Die Überlebenden werden von der Kirche von jeglicher Schuld freigesprochen.
(Foto: picture alliance/AP Images)
Die Überlebenden berichten, dass ihr Flugzeug in den Bergen von seiner Route abkam, einen Gebirgskamm streifte und einen Gletscher hinab auf eine Schneebank raste. Unmittelbar durch den Absturz starben ein Dutzend Menschen, darunter der Pilot und der Co-Pilot. Einige weitere erlitten schwere Verletzungen, denen sie später erlagen.
In einer Höhe von fast 4000 Metern suchen die übrigen in dem Flugzeugrumpf Schutz vor der Eiseskälte. Nachdem ihre spärlichen Lebensmittelvorräte aufgebraucht sind, suchen sie nach Wurzeln und einem "Eselsgras" genannten Kraut. Eine Lawine reißt noch mehrere weitere in den Tod. Am Ende überleben 16 der 45 Insassen, was wie ein Wunder aufgenommen wird: "Wir werden Zeuge eines Wunders, wie es die Welt noch nie erlebt hat", sagt Uruguays Geschäftsträger in Chile, César Charlone.

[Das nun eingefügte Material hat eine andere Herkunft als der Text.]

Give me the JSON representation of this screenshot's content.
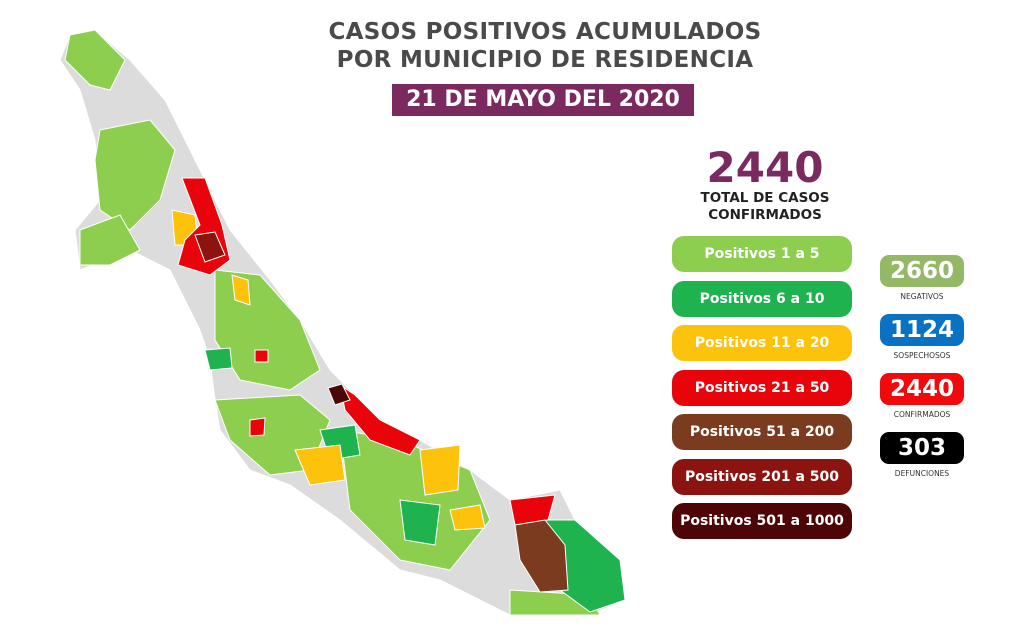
{
  "header": {
    "title_line1": "CASOS POSITIVOS ACUMULADOS",
    "title_line2": "POR MUNICIPIO DE RESIDENCIA",
    "date": "21 DE MAYO DEL 2020"
  },
  "total": {
    "value": "2440",
    "label_line1": "TOTAL DE CASOS",
    "label_line2": "CONFIRMADOS"
  },
  "legend": [
    {
      "label": "Positivos 1 a 5",
      "color": "#8dce4f"
    },
    {
      "label": "Positivos 6 a 10",
      "color": "#1fb350"
    },
    {
      "label": "Positivos 11 a 20",
      "color": "#fcc20c"
    },
    {
      "label": "Positivos 21 a 50",
      "color": "#e8040a"
    },
    {
      "label": "Positivos 51 a 200",
      "color": "#7b3b1e"
    },
    {
      "label": "Positivos 201 a 500",
      "color": "#8b1410"
    },
    {
      "label": "Positivos 501 a 1000",
      "color": "#4d0505"
    }
  ],
  "stats": [
    {
      "value": "2660",
      "label": "NEGATIVOS",
      "color": "#93b967"
    },
    {
      "value": "1124",
      "label": "SOSPECHOSOS",
      "color": "#0a72c2"
    },
    {
      "value": "2440",
      "label": "CONFIRMADOS",
      "color": "#f1090c"
    },
    {
      "value": "303",
      "label": "DEFUNCIONES",
      "color": "#000000"
    }
  ],
  "map": {
    "no_cases_color": "#dcdcdc"
  }
}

Kannibalismus als letzter Ausweg
Um den 24. Dezember kommen Gerüchte auf, dass die Männer durch Kannibalismus überlebten. Zwei Tage später wird dies durch den Leiter des chilenischen Rettungseinsatzes bestätigt. Die chilenische Zeitung "La Segunda" zitiert einen der Überlebenden anonym: "Wir haben die schreckliche Entscheidung getroffen: Um zu überleben, müssten wir alle Hürden überwinden, seien es religiöse oder biologische."
Am 29. Dezember veröffentlichen die Überlebenden in Montevideo eine gemeinsame Erklärung, in der sie schildern, dass sie nichts mehr zu essen hatten. "Wir sagten uns: Wenn Jesus beim letzten Abendmahl seinen Leib und sein Blut mit den Aposteln geteilt hat, sollten wir da nicht einsehen, dass wir dasselbe tun sollten?"
Die katholische Kirche in Uruguay und Papst Paul VI. sprechen die Überlebenden, die mittlerweile als Helden gefeiert werden, in dieser Sache von jeder Schuld frei. So können die gläubigen Katholiken beruhigt in ihr normales Leben zurückkehren.